As you can see, in order to accurately calculate the heat loss of a building, it is necessary to determine various factors. And all of them must be taken into account. By the way, we have not considered all the factors that reduce or increase heat losses. But the calculation formula itself will mainly depend on the area of \u200b\u200bthe heated house and on the indicator, which is called the specific value of heat losses. By the way, in this formula it is standard and equal to 100 W / m². All other components of the formula are coefficients.
Hydraulic calculation
So, we have decided on heat losses, the power of the heating unit has been selected, it remains only to determine the volume of the required coolant, and, accordingly, the dimensions, as well as the materials of the pipes, radiators and valves used.
First of all, we determine the volume of water inside the heating system. This will require three indicators:
- The total power of the heating system.
- Temperature difference at the outlet and inlet to the heating boiler.
- Heat capacity of water. This indicator is standard and equal to 4.19 kJ.
Hydraulic calculation of the heating system
The formula is as follows - the first indicator is divided by the last two. By the way, this type of calculation can be used for any part of the heating system. Here it is important to break the line into parts so that in each the speed of the coolant is the same. Therefore, experts recommend making a breakdown from one shut-off valve to another, from one heating radiator to another.
Now we turn to the calculation of the pressure loss of the coolant, which depends on the friction inside the pipe system. For this, only two quantities are used, which are multiplied together in the formula. These are the length of the main section and specific friction losses.
But the pressure loss in shutoff valves calculated using a completely different formula. It takes into account indicators such as:
- Heat carrier density.
- His speed in the system.
- The total indicator of all coefficients that are present in this element.
In order for all three indicators, which are derived by formulas, to approach standard values, it is necessary to choose the right pipe diameters. For comparison, we will give an example of several types of pipes, so that it is clear how their diameter affects heat transfer.
- Metal-plastic pipe with a diameter of 16 mm. Her thermal power varies in the range of 2.8-4.5 kW. The difference in the indicator depends on the temperature of the coolant. But keep in mind that this is a range where the minimum and maximum values are set.
- The same pipe with a diameter of 32 mm. In this case, the power varies between 13-21 kW.
- Polypropylene pipe. Diameter 20 mm - power range 4-7 kW.
- The same pipe with a diameter of 32 mm - 10-18 kW.

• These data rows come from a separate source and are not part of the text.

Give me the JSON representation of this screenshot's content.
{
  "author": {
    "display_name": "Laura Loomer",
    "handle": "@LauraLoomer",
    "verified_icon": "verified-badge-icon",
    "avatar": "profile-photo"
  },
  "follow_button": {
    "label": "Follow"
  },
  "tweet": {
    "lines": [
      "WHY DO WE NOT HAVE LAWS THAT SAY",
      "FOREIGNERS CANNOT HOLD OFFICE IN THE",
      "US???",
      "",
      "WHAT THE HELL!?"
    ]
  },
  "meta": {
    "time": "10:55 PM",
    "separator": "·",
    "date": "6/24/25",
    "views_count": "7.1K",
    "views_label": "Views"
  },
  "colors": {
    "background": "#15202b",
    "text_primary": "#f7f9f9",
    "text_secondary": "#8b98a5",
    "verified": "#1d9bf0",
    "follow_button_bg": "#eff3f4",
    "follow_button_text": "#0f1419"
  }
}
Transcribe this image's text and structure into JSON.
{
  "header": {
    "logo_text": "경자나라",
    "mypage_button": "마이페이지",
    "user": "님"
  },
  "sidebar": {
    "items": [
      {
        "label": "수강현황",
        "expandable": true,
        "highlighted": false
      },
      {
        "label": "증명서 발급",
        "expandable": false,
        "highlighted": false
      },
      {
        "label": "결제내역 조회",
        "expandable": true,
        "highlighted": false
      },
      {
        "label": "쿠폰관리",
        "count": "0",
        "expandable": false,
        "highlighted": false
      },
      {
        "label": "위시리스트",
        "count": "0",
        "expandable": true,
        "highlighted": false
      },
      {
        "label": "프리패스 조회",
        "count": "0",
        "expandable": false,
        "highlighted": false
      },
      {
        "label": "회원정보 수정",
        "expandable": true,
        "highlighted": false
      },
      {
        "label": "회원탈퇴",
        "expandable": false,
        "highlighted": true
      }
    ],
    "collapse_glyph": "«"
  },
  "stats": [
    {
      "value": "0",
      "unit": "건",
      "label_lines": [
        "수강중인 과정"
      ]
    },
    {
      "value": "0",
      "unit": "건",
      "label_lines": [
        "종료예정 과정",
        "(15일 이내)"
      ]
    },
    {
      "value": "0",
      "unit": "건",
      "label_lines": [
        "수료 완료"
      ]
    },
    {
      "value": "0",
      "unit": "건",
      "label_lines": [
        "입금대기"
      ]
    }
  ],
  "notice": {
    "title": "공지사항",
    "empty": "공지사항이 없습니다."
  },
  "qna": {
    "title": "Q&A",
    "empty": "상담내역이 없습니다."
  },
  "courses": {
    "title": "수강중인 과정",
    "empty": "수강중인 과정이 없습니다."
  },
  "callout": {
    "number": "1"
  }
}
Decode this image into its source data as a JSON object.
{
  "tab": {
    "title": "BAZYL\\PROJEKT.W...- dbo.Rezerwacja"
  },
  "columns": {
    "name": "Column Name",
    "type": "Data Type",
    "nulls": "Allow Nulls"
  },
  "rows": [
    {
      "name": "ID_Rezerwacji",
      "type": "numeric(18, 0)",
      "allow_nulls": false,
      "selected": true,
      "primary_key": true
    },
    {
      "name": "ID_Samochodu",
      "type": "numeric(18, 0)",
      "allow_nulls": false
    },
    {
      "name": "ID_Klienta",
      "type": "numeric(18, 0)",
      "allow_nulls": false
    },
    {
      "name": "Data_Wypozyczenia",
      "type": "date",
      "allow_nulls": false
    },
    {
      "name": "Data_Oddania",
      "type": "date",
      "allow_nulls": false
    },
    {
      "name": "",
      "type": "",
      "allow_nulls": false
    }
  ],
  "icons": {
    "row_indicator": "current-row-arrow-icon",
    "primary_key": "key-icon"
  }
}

And the last is the definition of a circulation pump. In order for the coolant to be evenly distributed throughout the heating system, it is necessary that its speed be not less than 0.25 m / s and not more than 1.5 m / s. In this case, the pressure should not be higher than 20 MPa. If the coolant velocity is higher than the maximum proposed value, then the pipe system will work with noise. If the speed is less, then airing of the circuit may occur.
Conclusion on the topic
For ordinary consumers, non-specialists who do not understand the nuances and features of heat engineering calculations, everything that has been described above is a difficult topic and somewhere even incomprehensible. And it really is. After all, it is quite difficult to understand all the intricacies of the selection of a particular coefficient. That is why the calculation of thermal energy, or rather, the calculation of its amount, if such a need arises, is best entrusted to a heating engineer. But it is impossible not to make such a calculation. You yourself could see for yourself that a fairly wide range of indicators depend on it, which affect the correct installation of the heating system.